I'm turning 30 this weekend. I know, right? My mom is having a private meltdown somewhere because if I'm 30, that means she is...
Thirty is a milestone year, and I think it deserves a bit of attention on this here bloggie. I have a great deal in my life to be thankful for and so much more to look forward to. Pretty much, I love being 30 already. Allow me this soliloquy...
I entered this world at a respectable 8 lbs 12 oz (thanks mom!). Shortly thereafter I intuitively learned to walk and feed myself and manipulate cookies out of older siblings. I was eventually brave enough to peel away from my mother's knee and begin kindergarten. I navigated the playground semi-successfully; got knocked down, got back up again, peed my pants during Heads-up 7-up, hated dodge ball, but secretly loved rainy days when we had to stay inside from recess and read. These are building blocks.I'm entering a whole new decade of my life, the one that I envision will be the most difficult and yet the most rewarding. I'm 30 after all, and I fully intend to act like it. I've been thinking a lot about what it means to age gracefully and I'm fighting back the pressure to look and feel the same as I did a decade ago. Truthfully, I'm not all that sad to see my 20's go. Sure, we had good times, but I'm more than ready to move on. I've given up many things that used to pressure me, including the need to be a super cute super young superhero mom. Rather, I've embraced the notion of simply being a mom to young kids. It's a small change, but has made a big difference. So you see, the older I become, the more I realize I am becoming the real me.
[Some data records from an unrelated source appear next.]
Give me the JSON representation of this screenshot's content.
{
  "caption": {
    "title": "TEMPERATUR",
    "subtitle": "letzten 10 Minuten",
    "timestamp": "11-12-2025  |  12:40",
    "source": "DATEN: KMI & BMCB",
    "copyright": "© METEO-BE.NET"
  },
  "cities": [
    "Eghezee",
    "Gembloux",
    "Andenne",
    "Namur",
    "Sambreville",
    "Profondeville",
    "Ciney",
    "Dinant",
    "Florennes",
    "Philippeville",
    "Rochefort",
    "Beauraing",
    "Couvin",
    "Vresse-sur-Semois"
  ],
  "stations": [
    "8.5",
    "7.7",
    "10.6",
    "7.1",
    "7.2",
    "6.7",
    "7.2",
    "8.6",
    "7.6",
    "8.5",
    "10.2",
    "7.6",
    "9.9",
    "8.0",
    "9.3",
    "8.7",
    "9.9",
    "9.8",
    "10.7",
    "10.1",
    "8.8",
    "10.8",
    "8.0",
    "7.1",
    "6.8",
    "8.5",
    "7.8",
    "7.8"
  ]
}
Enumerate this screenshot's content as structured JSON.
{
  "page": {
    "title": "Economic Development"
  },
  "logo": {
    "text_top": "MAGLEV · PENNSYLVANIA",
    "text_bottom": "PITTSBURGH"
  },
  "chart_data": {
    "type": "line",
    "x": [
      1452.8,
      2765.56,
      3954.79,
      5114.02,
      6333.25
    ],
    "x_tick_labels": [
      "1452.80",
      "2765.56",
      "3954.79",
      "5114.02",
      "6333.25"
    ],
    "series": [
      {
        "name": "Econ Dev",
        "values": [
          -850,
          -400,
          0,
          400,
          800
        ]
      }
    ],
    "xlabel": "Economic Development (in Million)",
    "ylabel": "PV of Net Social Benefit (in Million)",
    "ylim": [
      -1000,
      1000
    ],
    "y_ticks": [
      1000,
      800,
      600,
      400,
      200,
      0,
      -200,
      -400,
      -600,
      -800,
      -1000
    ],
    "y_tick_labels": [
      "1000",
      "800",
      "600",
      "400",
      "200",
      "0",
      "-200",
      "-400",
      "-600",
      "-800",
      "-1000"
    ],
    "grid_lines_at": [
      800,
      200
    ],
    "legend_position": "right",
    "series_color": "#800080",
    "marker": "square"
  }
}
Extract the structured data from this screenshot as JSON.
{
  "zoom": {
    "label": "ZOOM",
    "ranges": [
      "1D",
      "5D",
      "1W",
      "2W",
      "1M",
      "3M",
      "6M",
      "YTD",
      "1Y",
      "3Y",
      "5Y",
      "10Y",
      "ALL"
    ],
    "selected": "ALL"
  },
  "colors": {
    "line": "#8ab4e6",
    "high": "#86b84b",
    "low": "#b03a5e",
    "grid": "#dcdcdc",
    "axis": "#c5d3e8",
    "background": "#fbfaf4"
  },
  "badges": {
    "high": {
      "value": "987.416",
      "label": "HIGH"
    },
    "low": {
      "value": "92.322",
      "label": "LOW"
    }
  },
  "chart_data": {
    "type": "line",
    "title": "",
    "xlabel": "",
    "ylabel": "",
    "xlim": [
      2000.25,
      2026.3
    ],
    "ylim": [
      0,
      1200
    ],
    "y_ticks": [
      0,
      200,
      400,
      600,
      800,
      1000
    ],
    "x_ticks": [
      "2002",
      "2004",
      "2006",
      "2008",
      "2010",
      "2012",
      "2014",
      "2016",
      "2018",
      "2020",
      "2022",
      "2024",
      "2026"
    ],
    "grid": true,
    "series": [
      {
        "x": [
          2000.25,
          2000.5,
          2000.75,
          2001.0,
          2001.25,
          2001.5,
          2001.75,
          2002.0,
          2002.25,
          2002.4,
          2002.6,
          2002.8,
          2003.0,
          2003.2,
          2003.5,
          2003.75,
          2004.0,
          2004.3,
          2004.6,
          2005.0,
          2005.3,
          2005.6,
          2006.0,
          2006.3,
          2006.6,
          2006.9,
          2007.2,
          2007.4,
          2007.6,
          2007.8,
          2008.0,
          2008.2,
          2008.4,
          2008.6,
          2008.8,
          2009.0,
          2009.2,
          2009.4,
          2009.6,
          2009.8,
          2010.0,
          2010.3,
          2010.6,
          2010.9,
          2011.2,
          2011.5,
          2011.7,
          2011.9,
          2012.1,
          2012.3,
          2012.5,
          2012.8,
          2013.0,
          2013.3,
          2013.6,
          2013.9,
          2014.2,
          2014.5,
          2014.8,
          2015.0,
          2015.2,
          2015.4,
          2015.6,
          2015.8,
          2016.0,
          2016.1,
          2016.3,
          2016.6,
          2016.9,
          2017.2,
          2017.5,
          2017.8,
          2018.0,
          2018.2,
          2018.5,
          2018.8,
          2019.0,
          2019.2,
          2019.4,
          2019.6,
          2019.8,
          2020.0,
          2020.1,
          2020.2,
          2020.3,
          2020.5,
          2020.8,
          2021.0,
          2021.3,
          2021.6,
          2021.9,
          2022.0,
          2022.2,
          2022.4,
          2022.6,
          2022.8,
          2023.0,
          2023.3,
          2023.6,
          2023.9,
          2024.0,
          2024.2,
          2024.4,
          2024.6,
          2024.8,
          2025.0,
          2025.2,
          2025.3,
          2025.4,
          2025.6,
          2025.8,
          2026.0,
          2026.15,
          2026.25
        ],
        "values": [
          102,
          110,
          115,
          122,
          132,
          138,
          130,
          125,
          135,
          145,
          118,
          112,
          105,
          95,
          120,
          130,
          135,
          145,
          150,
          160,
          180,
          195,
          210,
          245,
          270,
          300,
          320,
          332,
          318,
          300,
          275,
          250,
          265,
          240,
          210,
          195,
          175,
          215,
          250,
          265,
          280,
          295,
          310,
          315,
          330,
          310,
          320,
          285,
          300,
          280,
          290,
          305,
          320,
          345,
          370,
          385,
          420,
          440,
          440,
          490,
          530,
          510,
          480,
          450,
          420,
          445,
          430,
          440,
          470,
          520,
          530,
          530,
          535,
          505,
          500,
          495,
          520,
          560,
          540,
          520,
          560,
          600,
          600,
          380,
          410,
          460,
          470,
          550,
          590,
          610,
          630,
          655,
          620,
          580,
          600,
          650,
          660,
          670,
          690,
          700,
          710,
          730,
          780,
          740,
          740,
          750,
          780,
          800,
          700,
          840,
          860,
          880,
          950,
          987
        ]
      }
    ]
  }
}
One endless summer I pretend-married my childhood best friend in a tree-house with a cracker jacks prize ring. I buried top secret treasures in my mother's garden intended to be found by future archeologists. I fought and played and fought with my brother. I ate endless quantities of my grandmother's tapioca pudding without guilt. I played outside everyday. Mostly barefoot. These are memories.
Somehow, some way, I survived Jr. High School. Although I did not emerge without scars. My eldest brother tolerated me enough to take me with him to Southeast Asia. It was terrifying, but that experience saved me. By my later teenage years I had started to turn into a somewhat respectable human being. Responsible. Studious (albeit not smart, per se). I gained a testimony of my Savior. I kissed a boy. I pierced my ears. I made real friends all before jumping out of the house and into University where being responsible, studious and popular only made you less than average. These are realities.
I had roommates way out of my league, a lucky good job, and drove an unfortunate old baby blue Mazda ironically named the bullet. I learned to cook on a cattle ranch. I traveled to Europe. Along the way I wrote a missionary and eventually he came home. For reasons I could not understand he was in love with me too and for once in my life I followed my heart instead of my head and said, yes. These are tender mercies.
We were poor, but it didn't matter. Still doesn't. I finished my studies and went right to work. My first job was a complete set back, but things eventually got better and doors opened that I didn't know existed. We moved away, but not that far. He went school. Plus more school. And now works for his dad :). We fought hard to save those things in marriage worth saving, and got rid of a few others that needed letting go. Along the way a few miracles happened and soon I will become a mom to a little girl who has stolen my heart completely. This is my future.